Tenuto conto della “specificità” del caso catalano, quello che resta è una piazza in cui a manifestare sono giovani e giovanissimi, anche minorenni, in un paese che, dopo la grande recessione e anche prima che il covid interrompesse la crescita a buon ritmo del pil, non è riuscito a portare il tasso di disoccupazione giovanile sotto il 30 per cento. Un anno dopo l’inizio della pandemia supera il 40. In strada c’è la rabbia dei giovani studenti e neolaureati che non vedono prospettive e c’è chi, con qualche anno di più, rivive amplificata dall’emergenza covid l’angoscia della crisi cominciata nel 2008. Come ha dichiarato all’agenzia Efe il professore di antropologia sociale dell’università Pompeu Fabra, Carles Feixa, “il caso Hasél è stata la miccia che ha acceso il fuoco, ma il risentimento, le braci, erano già preparate”. Feixa parla del dolore per “un decennio perso”, in cui i nuovi movimenti che avrebbero potuto canalizzare questa indignazione, come quello femminista o quello dei Fridays for future, sono rimasti paralizzati dalla pandemia.
Dieci anni fa, quell’esplosione di malcontento che venne definita con l’etichetta di movimento degli indignados sfociò nella nascita di Podemos, che riuscì a catalizzare la spinta delle grandi manifestazioni pacifiche del maggio del 2011. Adesso Podemos, che ha vissuto non senza lacerazioni la trasformazione da movimento a partito, è passato dall’“assalto al cielo” a essere socio di minoranza del governo di coalizione a guida socialista. E gli equilibrismi dei suoi portavoce, che hanno espresso il loro appoggio alle proteste, non sembrano sufficienti per incarnare la forza politica in grado di agglutinare di nuovo il malcontento. Un malessere che attraversa l’Europa e accumuna la Spagna, la Grecia, la Francia.

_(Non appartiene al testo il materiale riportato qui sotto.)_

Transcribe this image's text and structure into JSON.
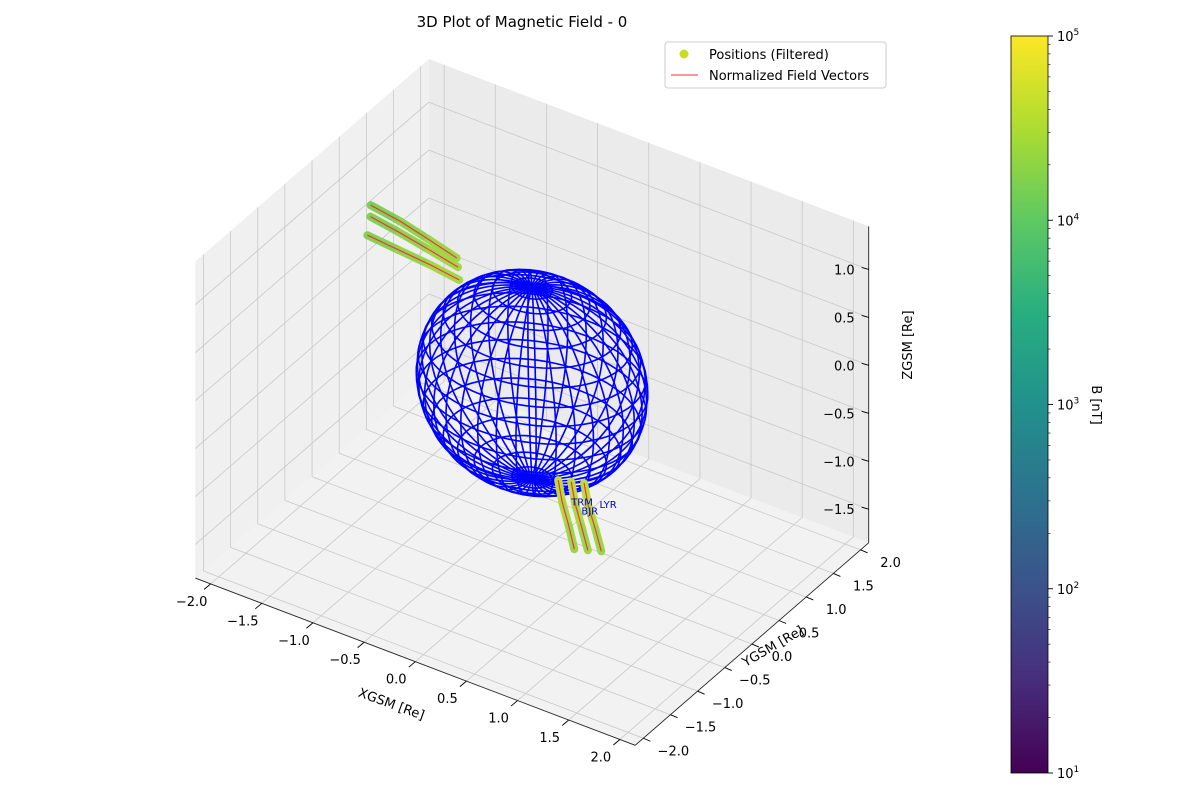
{
  "chart_data": {
    "type": "scatter",
    "projection": "3d",
    "title": "3D Plot of Magnetic Field - 0",
    "axes": {
      "x": {
        "label": "XGSM [Re]",
        "range": [
          -2.0,
          2.0
        ],
        "ticks": [
          -2.0,
          -1.5,
          -1.0,
          -0.5,
          0.0,
          0.5,
          1.0,
          1.5,
          2.0
        ]
      },
      "y": {
        "label": "YGSM [Re]",
        "range": [
          -2.0,
          2.0
        ],
        "ticks": [
          -2.0,
          -1.5,
          -1.0,
          -0.5,
          0.0,
          0.5,
          1.0,
          1.5,
          2.0
        ]
      },
      "z": {
        "label": "ZGSM [Re]",
        "range": [
          -1.75,
          1.35
        ],
        "ticks": [
          -1.5,
          -1.0,
          -0.5,
          0.0,
          0.5,
          1.0
        ]
      }
    },
    "grid": true,
    "legend": {
      "placement": "upper right",
      "entries": [
        {
          "label": "Positions (Filtered)",
          "marker": "circle",
          "color": "#c8dc28"
        },
        {
          "label": "Normalized Field Vectors",
          "marker": "line",
          "color": "#e8393a"
        }
      ]
    },
    "colorbar": {
      "label": "B [nT]",
      "scale": "log",
      "colormap": "viridis",
      "range": [
        10,
        100000
      ],
      "ticks": [
        {
          "base": "10",
          "exp": "5"
        },
        {
          "base": "10",
          "exp": "4"
        },
        {
          "base": "10",
          "exp": "3"
        },
        {
          "base": "10",
          "exp": "2"
        },
        {
          "base": "10",
          "exp": "1"
        }
      ]
    },
    "sphere": {
      "center": [
        0,
        0,
        0
      ],
      "radius": 1.0,
      "color": "#0000ff",
      "style": "wireframe"
    },
    "stations": [
      {
        "name": "TRM",
        "x": 0.25,
        "y": 0.25,
        "z": -1.3
      },
      {
        "name": "BJR",
        "x": 0.35,
        "y": 0.25,
        "z": -1.35
      },
      {
        "name": "LYR",
        "x": 0.5,
        "y": 0.3,
        "z": -1.25
      }
    ],
    "field_lines": [
      {
        "segment": "north",
        "points": [
          [
            -1.45,
            -0.3,
            1.1
          ],
          [
            -1.2,
            -0.2,
            1.0
          ],
          [
            -0.95,
            -0.1,
            0.9
          ],
          [
            -0.7,
            -0.02,
            0.8
          ]
        ],
        "B_nT": [
          18000,
          22000,
          28000,
          35000
        ]
      },
      {
        "segment": "north",
        "points": [
          [
            -1.5,
            -0.15,
            1.2
          ],
          [
            -1.25,
            -0.08,
            1.1
          ],
          [
            -1.0,
            0.0,
            0.98
          ],
          [
            -0.75,
            0.05,
            0.88
          ]
        ],
        "B_nT": [
          17000,
          21000,
          27000,
          34000
        ]
      },
      {
        "segment": "north",
        "points": [
          [
            -1.55,
            -0.05,
            1.25
          ],
          [
            -1.3,
            0.02,
            1.15
          ],
          [
            -1.05,
            0.08,
            1.03
          ],
          [
            -0.8,
            0.12,
            0.92
          ]
        ],
        "B_nT": [
          16000,
          20000,
          26000,
          33000
        ]
      },
      {
        "segment": "south",
        "points": [
          [
            0.15,
            0.2,
            -1.05
          ],
          [
            0.2,
            0.18,
            -1.25
          ],
          [
            0.28,
            0.15,
            -1.45
          ],
          [
            0.35,
            0.12,
            -1.65
          ]
        ],
        "B_nT": [
          40000,
          32000,
          25000,
          20000
        ]
      },
      {
        "segment": "south",
        "points": [
          [
            0.25,
            0.25,
            -1.05
          ],
          [
            0.3,
            0.23,
            -1.25
          ],
          [
            0.38,
            0.2,
            -1.45
          ],
          [
            0.45,
            0.18,
            -1.65
          ]
        ],
        "B_nT": [
          40000,
          32000,
          25000,
          20000
        ]
      },
      {
        "segment": "south",
        "points": [
          [
            0.35,
            0.3,
            -1.05
          ],
          [
            0.4,
            0.28,
            -1.25
          ],
          [
            0.48,
            0.26,
            -1.45
          ],
          [
            0.55,
            0.24,
            -1.65
          ]
        ],
        "B_nT": [
          40000,
          32000,
          25000,
          20000
        ]
      }
    ]
  }
}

Da sempre strumentalizzare le immagini delle barricate e degli scontri è servito a coprire le ragioni della maggioranza che sta dietro alla testa del corteo. La risposta non può essere solo di gestione dell’ordine pubblico. A pochi mesi dal decennale delle proteste degli indignados e dal ventennale del G8 di Genova, che spazzò tra le cariche le richieste di una generazione – la prima a sperimentare sulla propria pelle l’incertezza e il precariato che sono state la condizione esistenziale di quelle venute subito dopo – sarebbe meglio ricordarselo. Con la speranza che aver chiamato i fondi della ripresa “Next Generation EU” non significhi che per vedere un cambio di passo bisognerà aspettare un’altra generazione.